12. The process as claimed in claim 11, wherein the base is selected from amides of alkali or alkaline earth metals or alkali metal hydrides.

13. The process as claimed in claim 1, wherein the step b) is carried out at temperature ranging from 10°C to 100°C.

14. The process as claimed in claim 1, wherein the step b) is carried out in presence of a second solvent.

15. The process as claimed in claim 14, wherein the second solvent is selected from water, alcohols; ketones; esters; hydrocarbons or mixtures thereof.

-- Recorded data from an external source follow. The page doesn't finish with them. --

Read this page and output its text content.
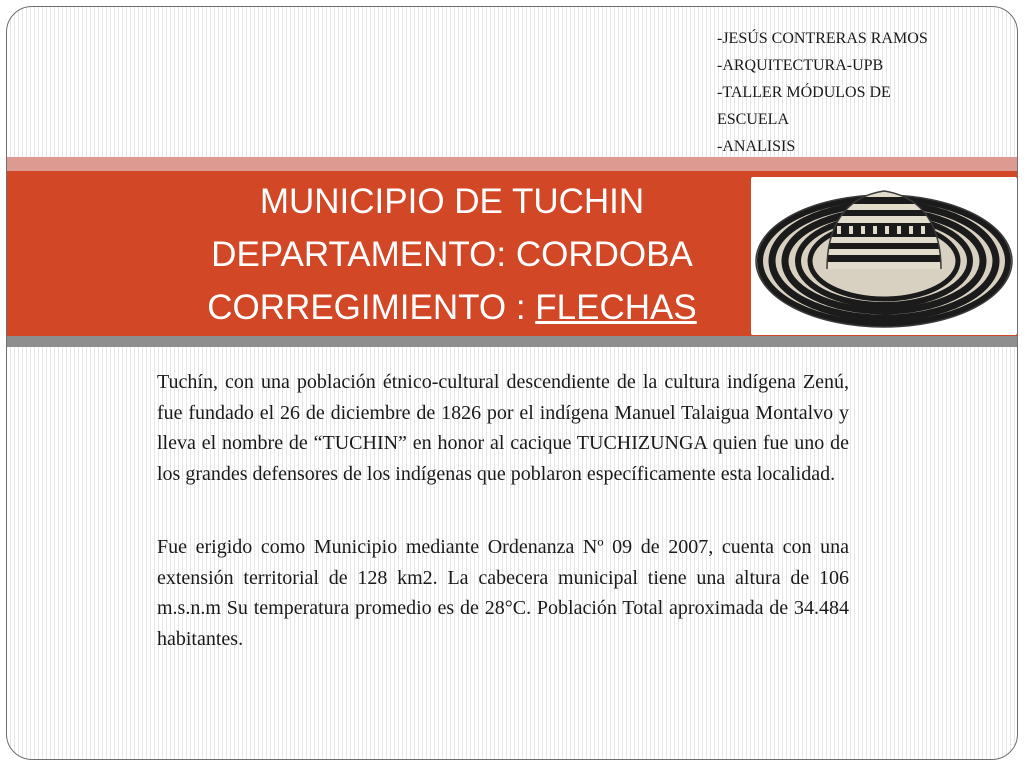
-JESÚS CONTRERAS RAMOS
-ARQUITECTURA-UPB
-TALLER MÓDULOS DE
ESCUELA
-ANALISIS
MUNICIPIO DE TUCHIN
DEPARTAMENTO: CORDOBA
CORREGIMIENTO : FLECHAS

Tuchín, con una población étnico-cultural descendiente de la cultura indígena Zenú, fue fundado el 26 de diciembre de 1826 por el indígena Manuel Talaigua Montalvo y lleva el nombre de “TUCHIN” en honor al cacique TUCHIZUNGA quien fue uno de los grandes defensores de los indígenas que poblaron específicamente esta localidad.

Fue erigido como Municipio mediante Ordenanza Nº 09 de 2007, cuenta con una extensión territorial de 128 km2. La cabecera municipal tiene una altura de 106 m.s.n.m Su temperatura promedio es de 28°C. Población Total aproximada de 34.484 habitantes.
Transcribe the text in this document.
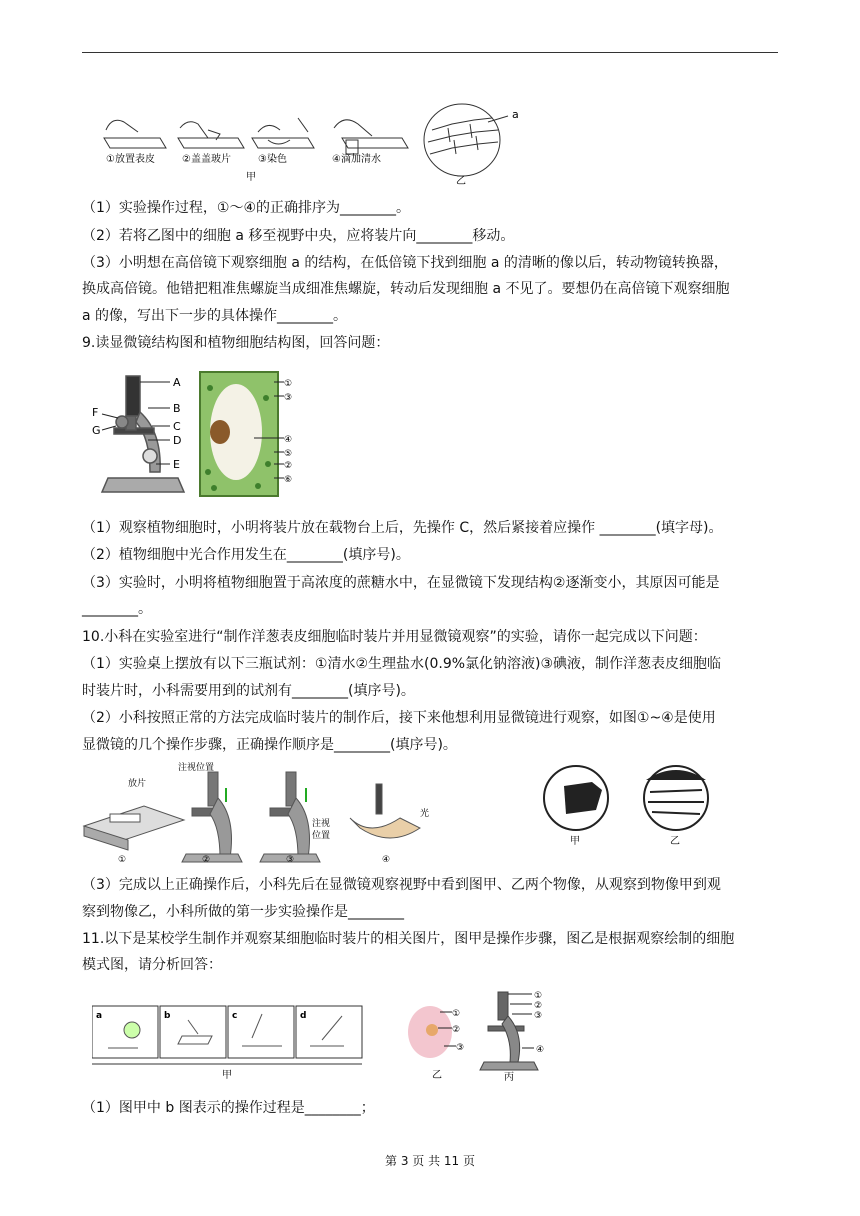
a
①放置表皮	②盖盖玻片	③染色	④滴加清水
甲	乙
（1）实验操作过程，①～④的正确排序为________。
（2）若将乙图中的细胞 a 移至视野中央，应将装片向________移动。
（3）小明想在高倍镜下观察细胞 a 的结构，在低倍镜下找到细胞 a 的清晰的像以后，转动物镜转换器，
换成高倍镜。他错把粗准焦螺旋当成细准焦螺旋，转动后发现细胞 a 不见了。要想仍在高倍镜下观察细胞
a 的像，写出下一步的具体操作________。
9.读显微镜结构图和植物细胞结构图，回答问题：
A
B
C
D
E
F
G
①
③
④
⑤
②
⑥
（1）观察植物细胞时，小明将装片放在载物台上后，先操作 C，然后紧接着应操作 ________(填字母)。
（2）植物细胞中光合作用发生在________(填序号)。
（3）实验时，小明将植物细胞置于高浓度的蔗糖水中，在显微镜下发现结构②逐渐变小，其原因可能是
________。
10.小科在实验室进行“制作洋葱表皮细胞临时装片并用显微镜观察”的实验，请你一起完成以下问题：
（1）实验桌上摆放有以下三瓶试剂：①清水②生理盐水(0.9%氯化钠溶液)③碘液，制作洋葱表皮细胞临
时装片时，小科需要用到的试剂有________(填序号)。
（2）小科按照正常的方法完成临时装片的制作后，接下来他想利用显微镜进行观察，如图①~④是使用
显微镜的几个操作步骤，正确操作顺序是________(填序号)。
放片
注视位置
注视
位置
光
①	②	③	④
甲	乙
（3）完成以上正确操作后，小科先后在显微镜观察视野中看到图甲、乙两个物像，从观察到物像甲到观
察到物像乙，小科所做的第一步实验操作是________
11.以下是某校学生制作并观察某细胞临时装片的相关图片，图甲是操作步骤，图乙是根据观察绘制的细胞
模式图，请分析回答：
a	b	c	d
甲
①
②
③
乙
①
②
③
④
丙
（1）图甲中 b 图表示的操作过程是________；
第 3 页 共 11 页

16. A process for preparation of 9-(1,1-Dimethylethoxy)-1,1-diethoxy-2-nonyne of formula (Ib)

Formula (Ib)
comprising
i) preparing 2,3-dibromo propionaldehyde diethyl acetal by reacting acrolein with bromine and triethyl orthoformate in presence of ethanol at temperature ranging from about -5°C to about 80°C;
ii) reacting 2, 3-dibromo propionaldehyde diethyl acetal with a base in presence of a solvent to obtain propiolaldehyde diethyl acetal; and
iii) reacting propiolaldehyde diethyl acetal with 1-tert-butoxy-6-bromo-hexane in presence of sodium hydride and at least one polar aprotic solvent to obtain 9-(1,1-Dimethylethoxy)-1,1-diethoxy-2-nonyne of formula (Ib).

17. The process as claimed in claim 16, wherein 1-tert-butoxy-6-bromo-hexane is prepared by monobrominating hexane 1,6-diol followed by protecting hydroxy group with a tert-butyl group.